Claro que sobrevivir a determinadas cosas depende de lo bien que te hayan enseñado, de cuan amable es la gente que te rodea, de los fenómenos que se presentan en cada oportunidad, sean estos derivados del devenir o sencillamente generados por la sintonia de seres, y relatar estos hechos es lo que hace que valga la pena la tarea.

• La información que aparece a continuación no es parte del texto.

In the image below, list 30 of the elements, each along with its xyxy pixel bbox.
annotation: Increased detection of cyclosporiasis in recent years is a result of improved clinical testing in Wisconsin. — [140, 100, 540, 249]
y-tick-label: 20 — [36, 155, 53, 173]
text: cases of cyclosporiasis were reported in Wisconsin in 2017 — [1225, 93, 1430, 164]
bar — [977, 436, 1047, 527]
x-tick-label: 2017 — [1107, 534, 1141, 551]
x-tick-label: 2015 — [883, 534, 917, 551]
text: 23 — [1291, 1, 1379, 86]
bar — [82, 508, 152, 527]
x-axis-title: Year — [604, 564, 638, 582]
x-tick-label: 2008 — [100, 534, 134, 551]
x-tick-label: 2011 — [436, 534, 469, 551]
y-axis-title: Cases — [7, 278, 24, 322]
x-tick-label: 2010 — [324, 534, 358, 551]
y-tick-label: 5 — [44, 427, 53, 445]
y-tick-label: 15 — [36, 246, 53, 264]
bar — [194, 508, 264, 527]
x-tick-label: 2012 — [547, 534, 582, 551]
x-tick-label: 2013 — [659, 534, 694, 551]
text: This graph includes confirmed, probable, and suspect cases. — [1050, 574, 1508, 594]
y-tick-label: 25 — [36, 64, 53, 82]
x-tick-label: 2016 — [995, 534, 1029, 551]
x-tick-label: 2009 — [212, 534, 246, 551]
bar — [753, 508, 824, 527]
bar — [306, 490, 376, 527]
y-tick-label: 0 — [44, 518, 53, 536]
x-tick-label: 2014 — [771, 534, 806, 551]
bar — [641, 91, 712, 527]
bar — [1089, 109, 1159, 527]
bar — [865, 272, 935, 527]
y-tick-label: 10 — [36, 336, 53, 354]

Escribir es no saber que pasa fuera de tus ilusiones, es tantear en el mundo de las pasiones, es el dolor de lo que te quitan, el sabor de la melancolía que te arrebatan, es llevar tu vida al lado de quienes te leen, pero, no te siguen, y quizás ni te entienden.



Labrar unas estrofas, enlutar una prosa, engalanar una poesía, elevar plegarias son la misma cosa; la duda y a la vez lo cierto, el desamor y lo lejano del deseo, revisar cada silaba para construir nueva lírica, y, aún llenar mil y un páginas significa algo menos que nada.



Pues la escritura sin musas o en el vacío no te deja mucho, no abarca nada, no te eleva los latidos, los sentidos no concuerdan absolutamente ninguno, hay tanto rodeo, sin embargo, si los escritores hubiesen abandonado su trabajo, caótico sería el quehacer de los demás seres humanos.



No considero otra cosa más imprescindible que usar mis manos, no para lo malo, como algunos que empuñan armas, para eso están algunos de los que me acompañan ¿Dónde estará la flor de entre tus legados? ¿Quién contaría algo de no escribirse nada? ¿Por qué cuando sueñas con algo todo te lo tiran al traste? Parece un mundo terrible y lleno de rencor aquel donde la palabra no tiene precio, o peor aún, le han codiciado tanto que le destrozan hasta convertirle en silencio.